Everyone knows that neighbors can get into battles over anything. Anything.
My friends, marvel at the harrowing saga of New York's Great Woodpecker War. From the (Camden, New Jersey) "Morning Post," April 13, 1912:
New York, April 13. All because of a woodpecker the families of Algernon S. Schaefer, a New York banker, and William B. Lawrence, a broker with offices at No. 20 Broad street, whose properties in North Broadway, Yonkers, adjoin, have come to a parting of the ways.Personally, my sympathies are entirely with Team Woody. I'd take a steady dose of "tapety tap!" any day over human neighbors who rev up their boat engine at 2 a.m., set off Fourth of July fireworks that sound like the gates of Hell opening up, throw loud outdoor parties that last until dawn, let their large dog-who-likes-to-bite run loose, and smoke pot in their back yard, thus ensuring that the smell permeates the entire area.
The two families, who have been on the friendliest of terms for years, are friendly no longer. Because of this energetic woodpecker. Mrs. Lawrence has left Yonkers and moved Into her town residence at No. 256 West Fifty-seventh street. There at least the never ceasing "tapety tap! tapety tap! tapety tap!" will not disturb her slumbers in the early morning hours.
At the edge of the Schaefer place is a tall oak tree. Two years ago a woodpecker decided he liked the tree and took possession of it. The tree is almost against the Lawrence fence and close to the broker's house.
Mr. Schaefer, a bird lover and member of the Audubon Society, took an interest in the woodpecker and watched his labors from the time sap began running in the oak until fall.
Mr. Lawrence took an interest in the woodpecker also, but it was a different kind. One day the broker went to the banker and said: "Schaefer, doesn't that woodpecker disturb you and your household? There are times when he seems to make more noise than a battery in action. If you are going to let him stay there I wish you would teach him to stay in bed until 8 o'clock and be more civilized."
The woodpecker did not change his schedule of working hours, and some weeks ago when he resumed operations he could always be counted upon to begin his tapping about sunrise.
Mr. Lawrence again went to Mr. Schaefer and said: "You have got to kill that bird. We simply can't stand it. He has got on Mrs. Lawrence's nerves frightfully."
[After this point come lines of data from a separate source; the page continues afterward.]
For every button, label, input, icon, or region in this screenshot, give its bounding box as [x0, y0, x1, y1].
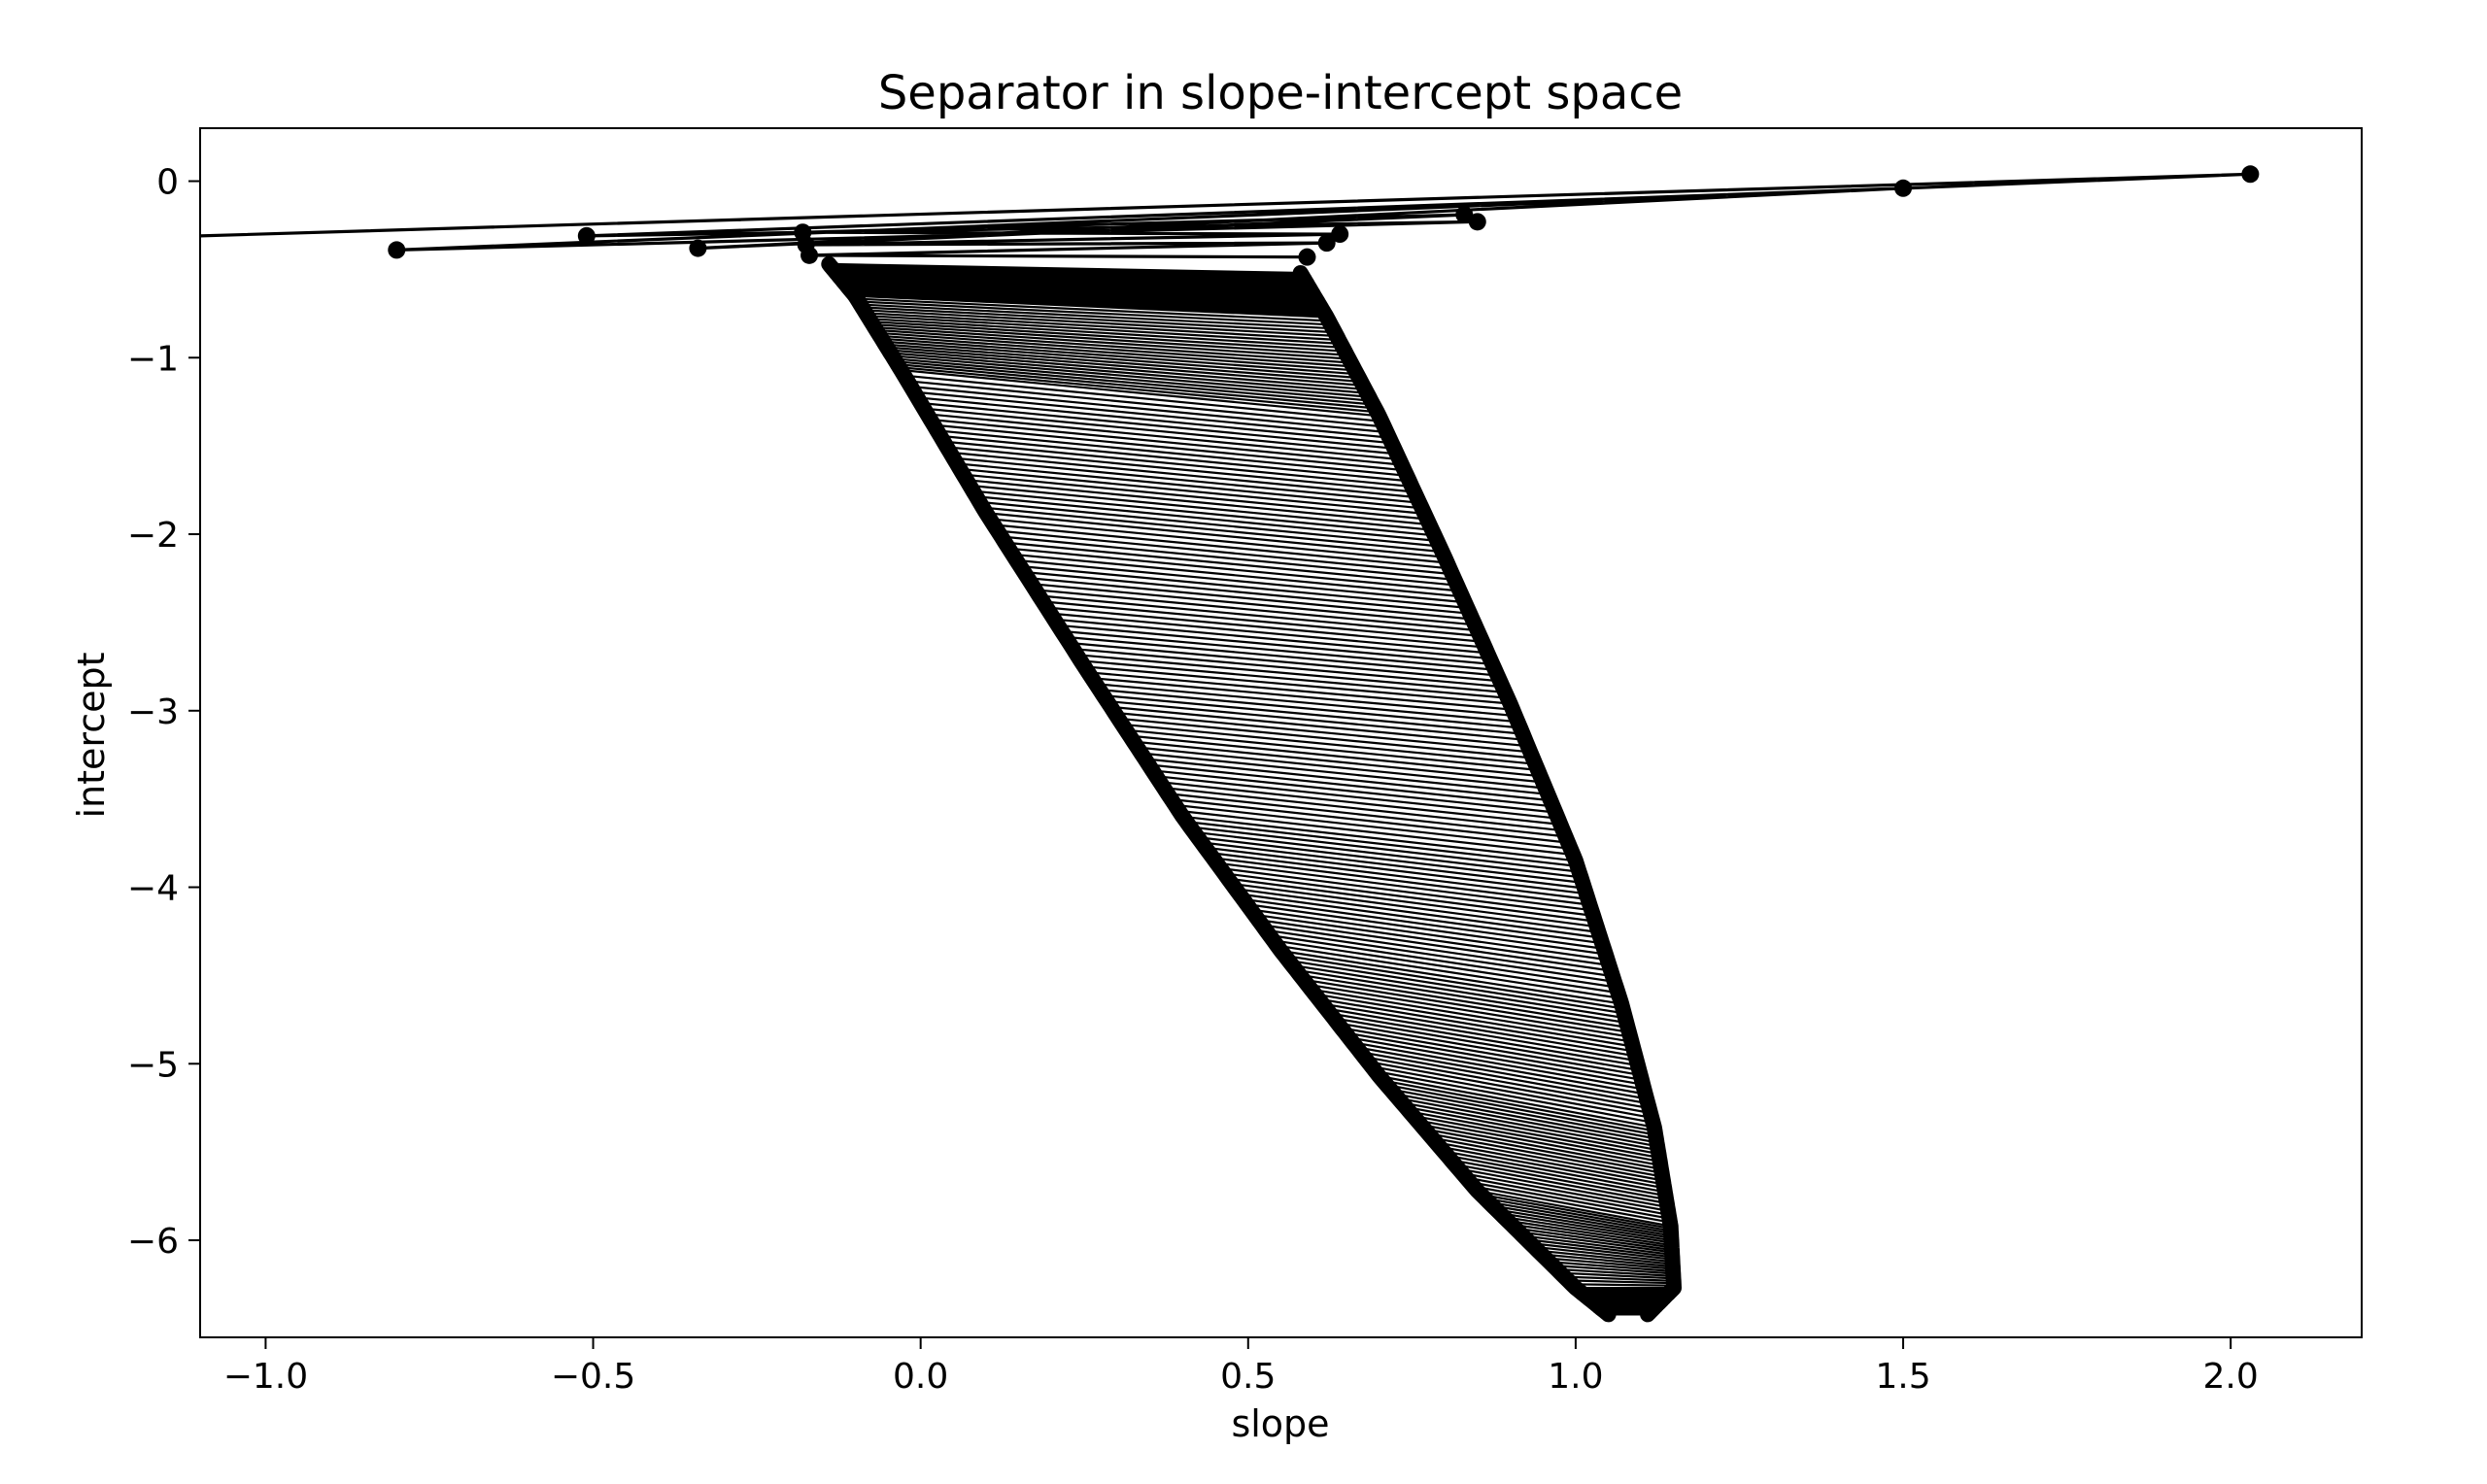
plot-marks [200, 165, 2260, 1323]
series-point [1468, 213, 1486, 231]
fan-left-edge-markers [821, 255, 1617, 1323]
fan-right-edge-markers [1292, 265, 1682, 1323]
x-tick-label: −0.5 [551, 1357, 635, 1397]
series-point [2241, 165, 2260, 184]
x-tick-label: −1.0 [223, 1357, 308, 1397]
x-tick-label: 2.0 [2203, 1357, 2259, 1397]
y-tick-label: −2 [127, 516, 179, 556]
series-point [689, 239, 707, 257]
plot-frame [199, 127, 2363, 1338]
series-point [388, 241, 406, 259]
series-line-0 [200, 172, 2251, 259]
series-point [801, 246, 819, 264]
y-tick-label: −5 [127, 1045, 179, 1085]
y-axis-ticks: 0 −1 −2 −3 −4 −5 −6 [127, 163, 200, 1262]
series-point [1317, 234, 1336, 253]
x-axis-label: slope [1231, 1402, 1329, 1445]
series-point [1894, 179, 1913, 197]
y-tick-label: −6 [127, 1222, 179, 1262]
x-tick-label: 0.0 [893, 1357, 948, 1397]
series-point [1455, 206, 1474, 224]
x-tick-label: 1.0 [1548, 1357, 1603, 1397]
y-tick-label: −4 [127, 869, 179, 909]
x-axis-ticks: −1.0 −0.5 0.0 0.5 1.0 1.5 2.0 [223, 1337, 2259, 1397]
fan-segments [829, 262, 1674, 1316]
x-tick-label: 1.5 [1875, 1357, 1930, 1397]
x-tick-label: 0.5 [1220, 1357, 1276, 1397]
series-point [1331, 225, 1349, 244]
y-tick-label: −1 [127, 339, 179, 379]
chart-title: Separator in slope-intercept space [878, 66, 1683, 120]
y-tick-label: −3 [127, 692, 179, 732]
y-axis-label: intercept [70, 653, 113, 819]
series-point [577, 226, 596, 245]
y-tick-label: 0 [156, 163, 179, 203]
series-point [1298, 248, 1316, 266]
"No; I don't believe in killing birds." replied the banker. "If that woodpecker wants to peck on my trees he is more than welcome. No, sir! I don't propose to allow any one to disturb that bird as long as he is pecking on this place!"
Mrs. Lawrence then became active. She went to Mayor James C. Lennon and told him her health was being wrecked by that woodpecker.
"I'll see what I can do," said the Mayor, "but I doubt if I have jurisdiction in the matter."
"Who has jurisdiction then?" Mrs. Lawrence asked.
"I would suggest James J. Fleming, the Public Safety Commissioner." the Mayor replied.
Commissioner Fleming had no jurisdiction either, he said. He advised Mrs. Lawrence to go to the Board of Health.
The Board of Health officer said there was no precedent to show how they should act when a woodpecker was pecking on the property of a man who didn't object.
"Maybe the police can help you," they suggested.
Chief of Police Wolf scratched his head and went into deep thought when Mrs. Lawrence called on him. There was no doubt in the chief's mind that the woodpecker was a nuisance, but he told her there was nothing he could do. But he went to the Mayor, and the two agreed that the only way to do was to arbitrate the differences between the families.
"But you'll have to arbitrate with the woodpecker," said the Mayor. "I believe he will resent outside interference and stand pat."
"We might put a muffler on him," suggested Chief Wolf.
"Yes, we might; but Mr. Schaefer wouldn't stand for that," replied the Mayor, and that was as far as the Yonkers city, officials got. So Mrs. Lawrence came to the city for quiet.
"Me have that woodpecker killed?" said Mr. Schaefer last night. "Not for anything! I wouldn't harm that redheaded little rascal, I love to watch him. Then, too, you must remember that this is my property; that is my tree out there, and I suppose I could claim that old woodpecker if I choose to. I'm sorry my little woodpecker has caused all this trouble, but it can't be helped."
As an aside, marvel at the days when you could march into the mayor's office and demand he kill a woodpecker.